Die ersten Konsolen-Versionen, die Artillery Duel zu mehr Bekanntheit verhalfen, erschienen 1982 auf Ballys Astrocade und dem Magnavox Odyssey². Ab jetzt hatte das Spiel eine fast reale Darstellung der Spielumgebung. Die bereits definierten Einflussfaktoren fügten sich nun in ein optisches Gesamtsetting ein, das auch heute noch das „Artillery Game“ definiert.
Übrigens: Von der Frühzeit der Videospiele bis heute können viele Spielkonzepte auf die grundlegenden Elemente von Pong zurückgeführt werden: zwei Spieler, eine Grenze und ein mit Punkten messbares Spielziel. Pong von 1972 legte auch den Aufbau von Artillery Duel fest.
Wir hatten ja nichts
Wo spielen, wenn man selbst kein Spielsystem besitzt? Die Antwort: dort, wo es möglich ist! Also rauf aufs Fahrrad und ab zum besten Freund geradelt. Es gibt ja immer jemanden, der ein Atari 2600, einen Commodore 64 oder gar einen Amiga hat. In Ermangelung der eigenen technischen Ausstattung waren wir als Videospiel-Kids der 1980er Jahre gezwungen, den Kontakt zu anderen Kindern zu suchen und unseren Standort zu wechseln.
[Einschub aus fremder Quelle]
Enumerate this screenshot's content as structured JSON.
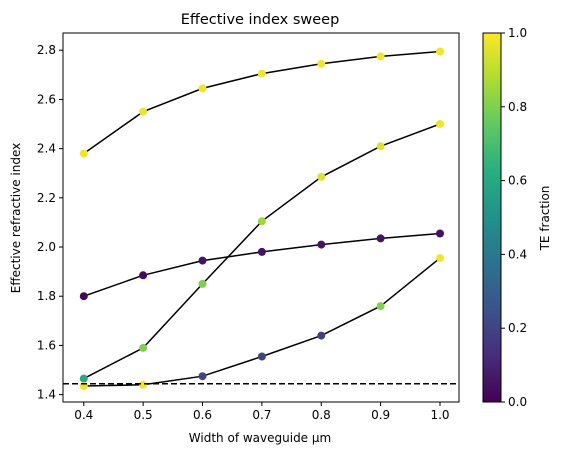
{
  "chart_data": {
    "type": "scatter",
    "title": "Effective index sweep",
    "xlabel": "Width of waveguide μm",
    "ylabel": "Effective refractive index",
    "xlim": [
      0.365,
      1.032
    ],
    "ylim": [
      1.37,
      2.87
    ],
    "xticks": [
      "0.4",
      "0.5",
      "0.6",
      "0.7",
      "0.8",
      "0.9",
      "1.0"
    ],
    "yticks": [
      "1.4",
      "1.6",
      "1.8",
      "2.0",
      "2.2",
      "2.4",
      "2.6",
      "2.8"
    ],
    "grid": false,
    "x": [
      0.4,
      0.5,
      0.6,
      0.7,
      0.8,
      0.9,
      1.0
    ],
    "series": [
      {
        "values": [
          2.38,
          2.55,
          2.645,
          2.705,
          2.745,
          2.775,
          2.795
        ],
        "te_fraction": [
          0.98,
          0.98,
          0.98,
          0.98,
          0.98,
          0.98,
          0.98
        ]
      },
      {
        "values": [
          1.465,
          1.59,
          1.85,
          2.105,
          2.285,
          2.41,
          2.5
        ],
        "te_fraction": [
          0.6,
          0.8,
          0.8,
          0.85,
          0.95,
          0.95,
          0.98
        ]
      },
      {
        "values": [
          1.8,
          1.885,
          1.945,
          1.98,
          2.01,
          2.035,
          2.055
        ],
        "te_fraction": [
          0.02,
          0.03,
          0.05,
          0.05,
          0.05,
          0.05,
          0.05
        ]
      },
      {
        "values": [
          1.435,
          1.44,
          1.475,
          1.555,
          1.64,
          1.76,
          1.955
        ],
        "te_fraction": [
          0.98,
          0.98,
          0.2,
          0.2,
          0.2,
          0.8,
          0.98
        ]
      }
    ],
    "hline": {
      "y": 1.444,
      "style": "dashed"
    },
    "colorbar": {
      "label": "TE fraction",
      "range": [
        0.0,
        1.0
      ],
      "ticks": [
        "0.0",
        "0.2",
        "0.4",
        "0.6",
        "0.8",
        "1.0"
      ],
      "colormap": "viridis"
    }
  }
}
So sitzen wir wenige Minuten später gemeinsam beim Nachbarn vor dem Brotkasten und laden Artillery Duel von Diskette. Schnell noch die Ranks (Captain!) eingestellt und schon baut sich die Bergwelt vor uns auf. Vögel zwitschern und wir fiebern einer günstigen Stellung unseres eigenen Geschützes entgegen. Ab jetzt heißt es: nur einer kann gewinnen!
Artillery Duel ist ein perfektes Beispiel für die frühe Ära des „zusammen Zockens“. Das Spiel ist überschaubar, hat eine flache Lernkurve und verspricht dennoch viele Stunden der gemeinsamen Spielfreude.
Die Magie der Zweisamkeit
Ich bin sicher, dass mir viele Spieler zustimmen werden: Das gemeinsame Spielen dieser Zeit hatte etwas Magisches. Die Spannung und Leidenschaft, mit der wir damals vor den Konsolen oder Heimcomputern um Punkte kämpften, war von einer ganz besonderen Atmosphäre geprägt. Wie könnte man sonst erklären, dass uns ein Spielkonzept wie Artillery Duel stundenlang gefesselt hat?
Schenkelklopfen, Haare raufen und Frustschreie waren die Zutaten des sozialen Duells. Man spielte nicht gegen den Computer, sondern gegen seinen Mitspieler. Jede Reaktion des anderen war durch die Körpersprache lesbar. Das Verzweifeln, die Unsicherheit, die Freude. So wurden Zwei-Spieler-Spiele wie The Way of the Exploding Fist, Bruce Lee oder Wizard of Wor zu Institutionen ihrer Zeit.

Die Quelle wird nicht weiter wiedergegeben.